QUACKS OR JUST PLAIN IGNORANCE

I am hanging around the Busia/Uganda border, waiting for the rest of the passengers to board the bus and we head off to Nairobi, and an old familiar voice captures my ear, it’s a voice I detest, every time am using the border, a voice that annoys me so bad, that if they could do a blood pressure reading it might hit the mercury off. I board and sit in the bus, contemplating possible reactions to this loud beckoning. Which I finally adapt to and close my internal ears, choosing to zone off to my warm house in Nairobi. But the beckoning keeps taking up my mind and questions rivet in my head, as to why the government is not doing anything to sort out this impending catastrophe? Then I ask myself why I am not doing anything.
The sound comes with early hoots and blaring music in bouts, as though it’s a DJ session in a nightclub from a rusty amplifier. They are calling out clients to have a free full medical examination, which tests for diabetes, hypertension, cancer, erectile dysfunction, and any other abnormality in the body, except for HIV /AIDS. Then the annoying part then comes after a minute of some local music blaring from the voice speakers, The recorded informant repeatedly echoes the efficiency of the test as it does not need blood being drawn, all it needs is a placing of the right hand on the amazing imported gadget, which then scans the whole of your body for any viruses, bacteria’s, cancers, hypertension, diabetes and erectile dysfunctions all in five seconds.

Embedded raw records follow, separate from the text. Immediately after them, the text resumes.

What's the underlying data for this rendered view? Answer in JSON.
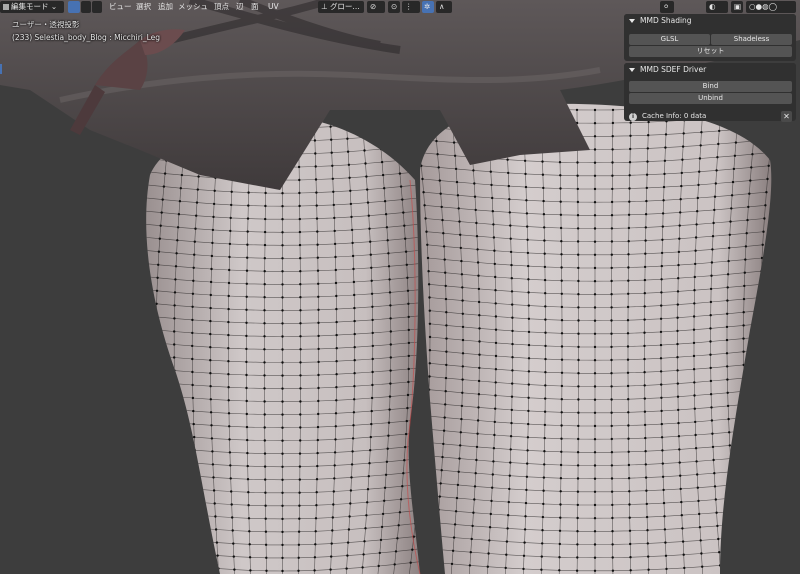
{
  "header": {
    "mode": "編集モード",
    "menus": [
      "ビュー",
      "選択",
      "追加",
      "メッシュ",
      "頂点",
      "辺",
      "面",
      "UV"
    ],
    "transform_orientation": "グロー..."
  },
  "overlay": {
    "view_name": "ユーザー・透視投影",
    "object_info": "(233) Selestia_body_Blog : Micchiri_Leg"
  },
  "panels": {
    "mmd_shading": {
      "title": "MMD Shading",
      "glsl": "GLSL",
      "shadeless": "Shadeless",
      "reset": "リセット"
    },
    "mmd_sdef": {
      "title": "MMD SDEF Driver",
      "bind": "Bind",
      "unbind": "Unbind",
      "cache_info": "Cache Info: 0 data"
    }
  },
  "colors": {
    "viewport_bg": "#3d3d3d",
    "header_bg": "#282828",
    "accent_blue": "#4772b3",
    "panel_bg": "#303030",
    "button_bg": "#545454",
    "mesh_skin": "#c9c2c2",
    "skirt": "#4a4546",
    "wire_vertex": "#101010"
  },
  "icons": [
    "mode-icon",
    "vertex-select-icon",
    "edge-select-icon",
    "face-select-icon",
    "orientation-icon",
    "link-icon",
    "pivot-icon",
    "snap-icon",
    "proportional-icon",
    "overlay-icon",
    "xray-icon",
    "shading-solid-icon",
    "shading-material-icon",
    "shading-rendered-icon",
    "info-icon",
    "close-icon"
  ]
}
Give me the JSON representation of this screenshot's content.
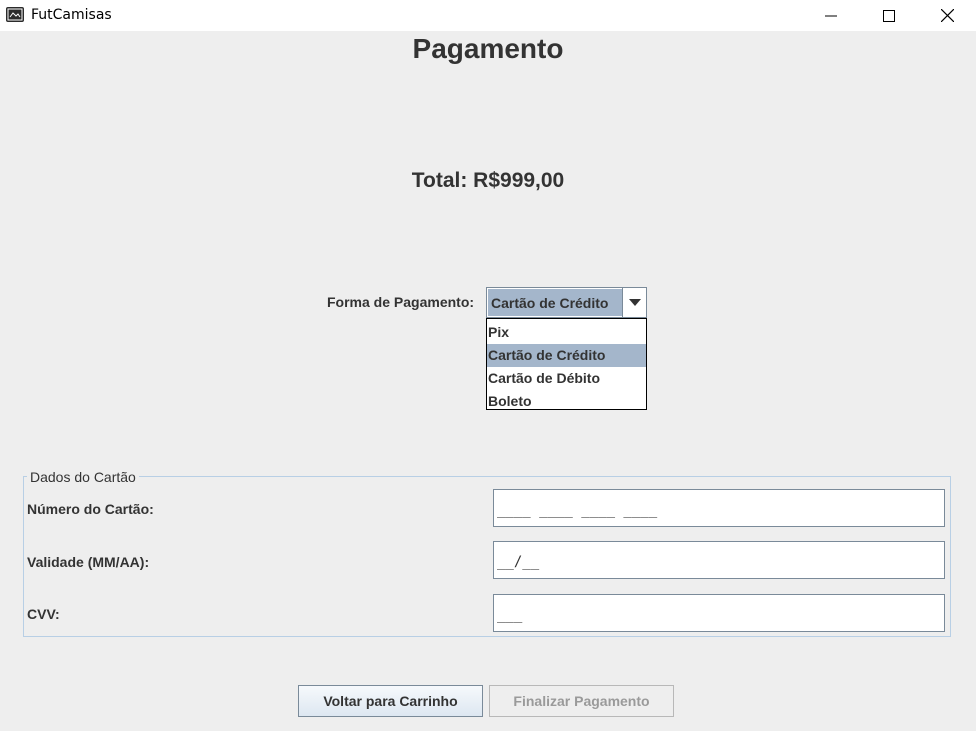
{
  "window": {
    "title": "FutCamisas"
  },
  "page": {
    "title": "Pagamento",
    "total": "Total: R$999,00"
  },
  "payment": {
    "label": "Forma de Pagamento:",
    "selected": "Cartão de Crédito",
    "options": [
      "Pix",
      "Cartão de Crédito",
      "Cartão de Débito",
      "Boleto"
    ]
  },
  "card": {
    "legend": "Dados do Cartão",
    "number_label": "Número do Cartão:",
    "number_value": "____ ____ ____ ____",
    "validity_label": "Validade (MM/AA):",
    "validity_value": "__/__",
    "cvv_label": "CVV:",
    "cvv_value": "___"
  },
  "buttons": {
    "back": "Voltar para Carrinho",
    "finish": "Finalizar Pagamento"
  },
  "colors": {
    "background": "#eeeeee",
    "selection": "#a4b6cb",
    "group_border": "#b8cfe5",
    "disabled_text": "#9a9a9a"
  },
  "icons": [
    "app-icon",
    "minimize-icon",
    "maximize-icon",
    "close-icon",
    "chevron-down-icon"
  ]
}
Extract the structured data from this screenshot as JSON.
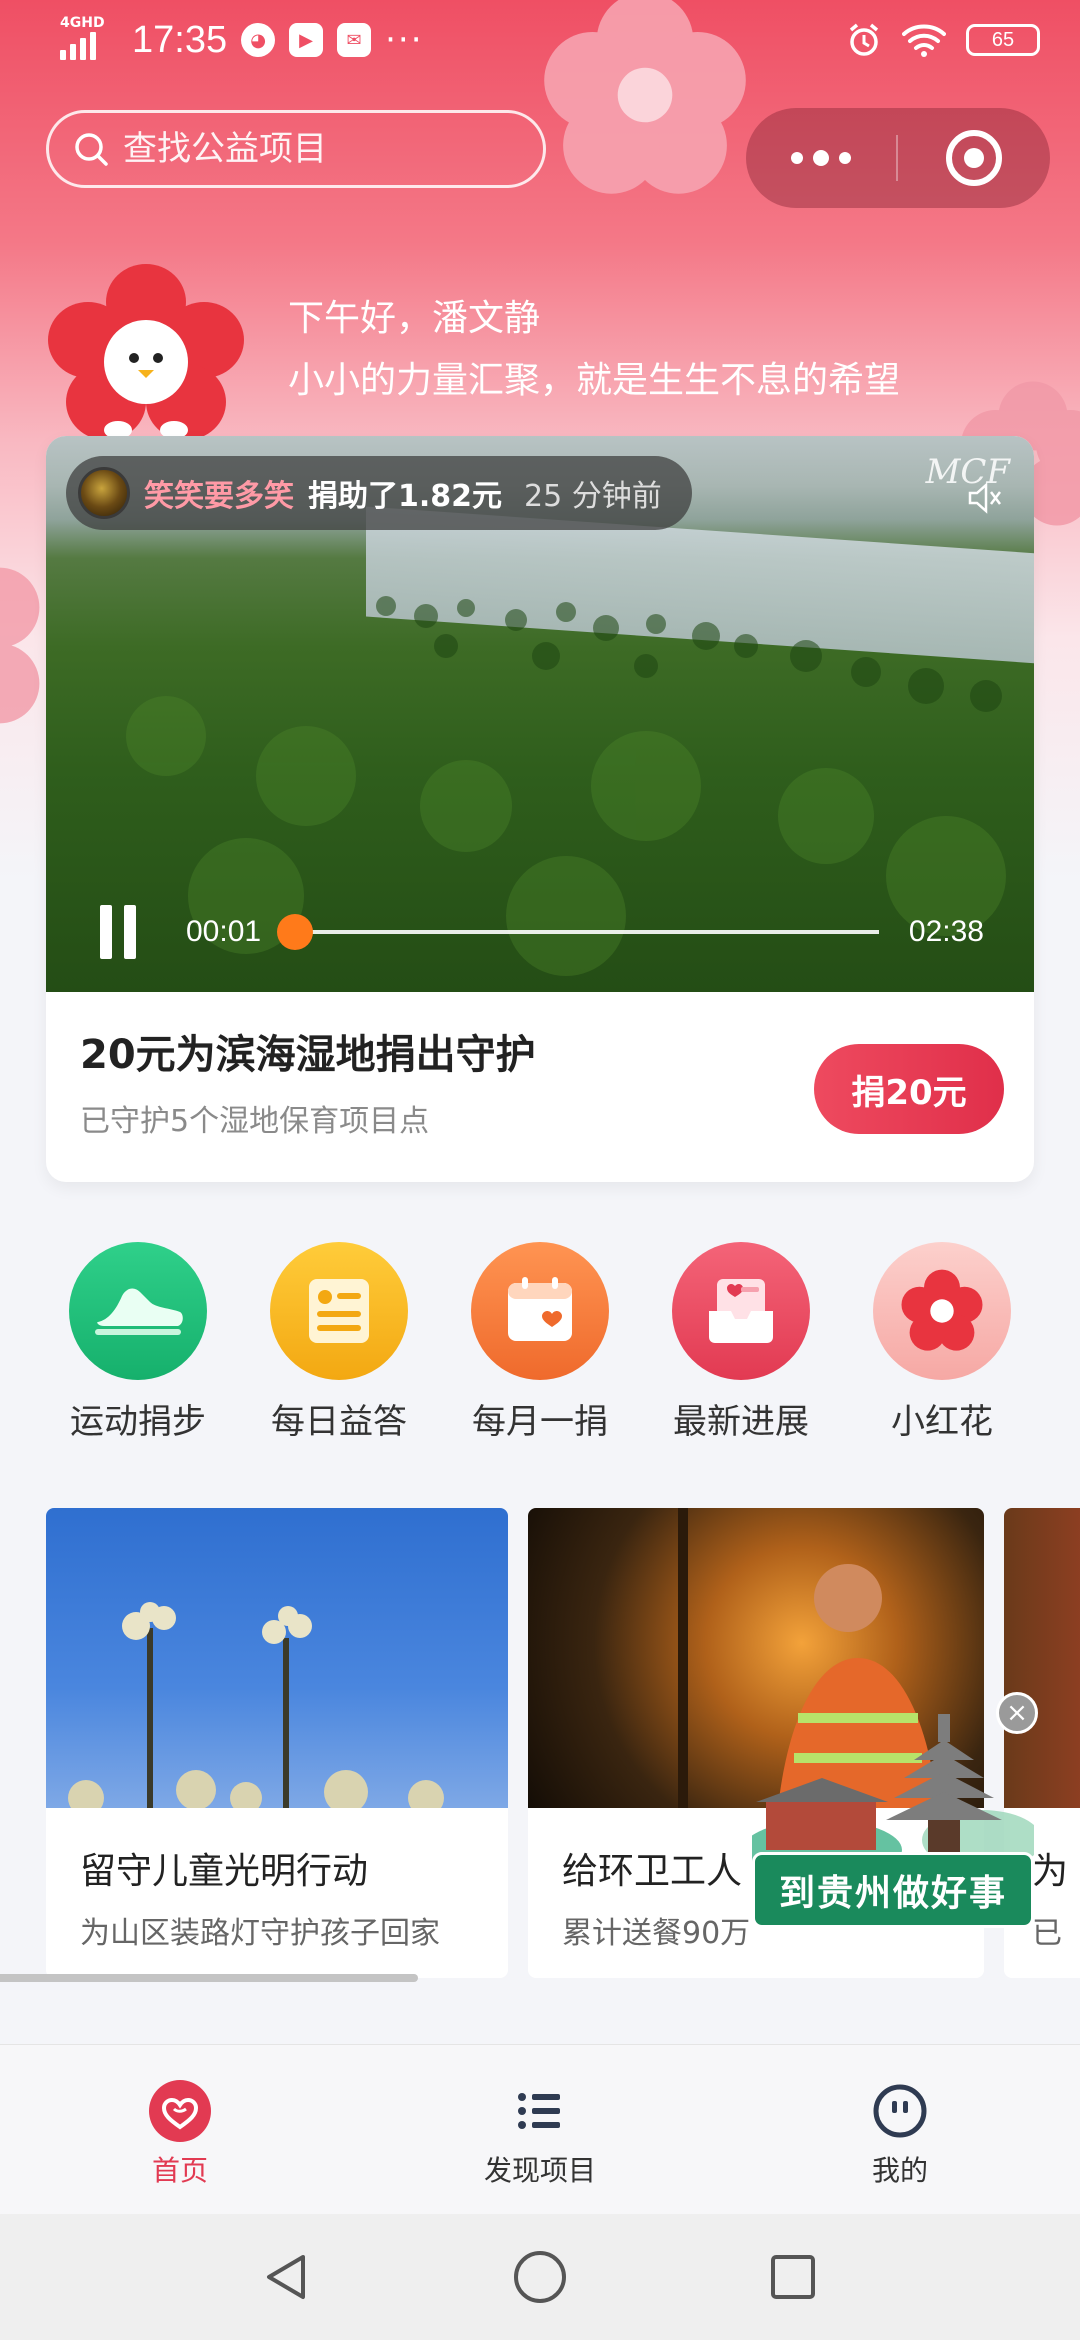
{
  "status_bar": {
    "network": "4GHD",
    "time": "17:35",
    "battery": "65"
  },
  "search": {
    "placeholder": "查找公益项目"
  },
  "greeting": {
    "line1": "下午好，潘文静",
    "line2": "小小的力量汇聚，就是生生不息的希望"
  },
  "video_card": {
    "donor_name": "笑笑要多笑",
    "donor_action": "捐助了1.82元",
    "donor_time": "25 分钟前",
    "logo_text": "MCF",
    "current_time": "00:01",
    "total_time": "02:38",
    "progress": 0.0065,
    "title": "20元为滨海湿地捐出守护",
    "subtitle": "已守护5个湿地保育项目点",
    "donate_label": "捐20元"
  },
  "shortcuts": [
    {
      "label": "运动捐步",
      "icon": "sneaker-icon",
      "color": "#1fbf7a"
    },
    {
      "label": "每日益答",
      "icon": "quiz-card-icon",
      "color": "#f6b21c"
    },
    {
      "label": "每月一捐",
      "icon": "calendar-icon",
      "color": "#f47a3a"
    },
    {
      "label": "最新进展",
      "icon": "inbox-icon",
      "color": "#ea4b60"
    },
    {
      "label": "小红花",
      "icon": "red-flower-icon",
      "color": "#f8b9b6"
    }
  ],
  "projects": [
    {
      "title": "留守儿童光明行动",
      "subtitle": "为山区装路灯守护孩子回家"
    },
    {
      "title": "给环卫工人",
      "subtitle": "累计送餐90万"
    },
    {
      "title": "为",
      "subtitle": "已"
    }
  ],
  "floating_ad": {
    "label": "到贵州做好事",
    "close": "×"
  },
  "tabbar": [
    {
      "label": "首页",
      "icon": "heart-home-icon",
      "active": true
    },
    {
      "label": "发现项目",
      "icon": "list-icon",
      "active": false
    },
    {
      "label": "我的",
      "icon": "profile-icon",
      "active": false
    }
  ],
  "colors": {
    "accent": "#e23a52",
    "hero_top": "#ef4f64",
    "progress": "#ff7a1a"
  }
}
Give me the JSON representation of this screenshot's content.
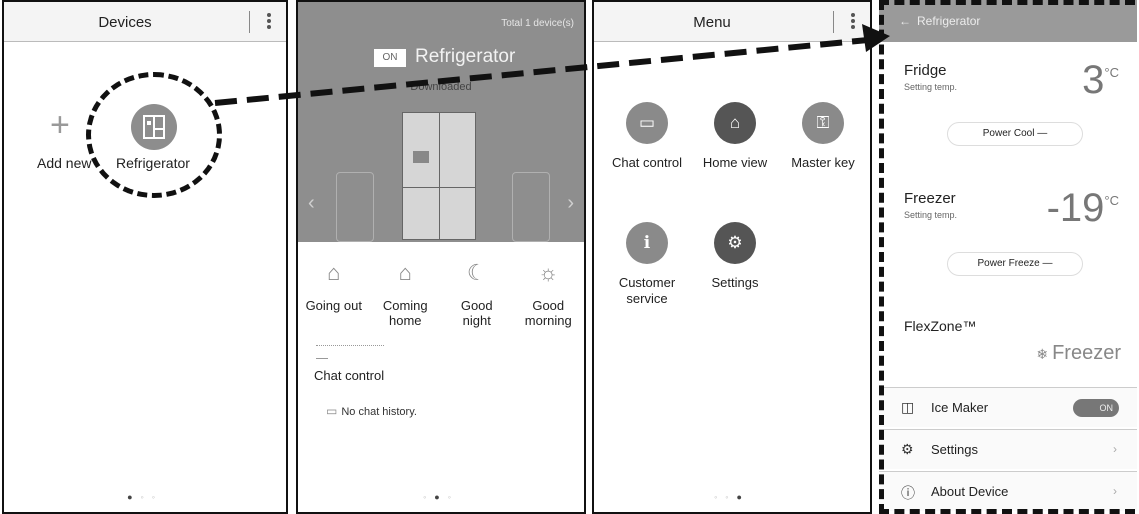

Once the diagnosis is made the special doctor who is donned in a once was white dust coat writes up some prescription in a roughed up handwriting, which only he can read, the client will probably have been diagnosed of a urinary tract infection, fibroids, arthritis or asthma after the five minutes consultation. He then advices on the pharmacy of choice just behind his tent which is the middle of the small Busia town. Where one of the other team mates is ready with his drugs for sale. The registration fee will likely be 100 ksh, with the drugs costing up to 1000ksh.Which is still affordable for life threatening diagnosis.
I watch through the window of the bus in dismay as I see a long unattended queue of clients waiting on the bench outside the makeshift tent as they wait for the magical gadget to assess all their body problems, and thereafter get their lifetime problem sorted out. In my head I feel enraged and I want to forge out to rid off the deception trance there are under, and to awake them to the reality of scientific medicine, and direct them to the government institutions for great health, affordable, healthcare services, I look around for law enforcers, and from afar I see one making his afternoon stroll, and as I sit there I weigh within myself, the benefits of waking them up to a nightmare they might have succeeded to elude. So I sit waiting for eventual dissipation as I agree with myself to walk away after all I will soon be in Nairobi and this will be forgotten memory.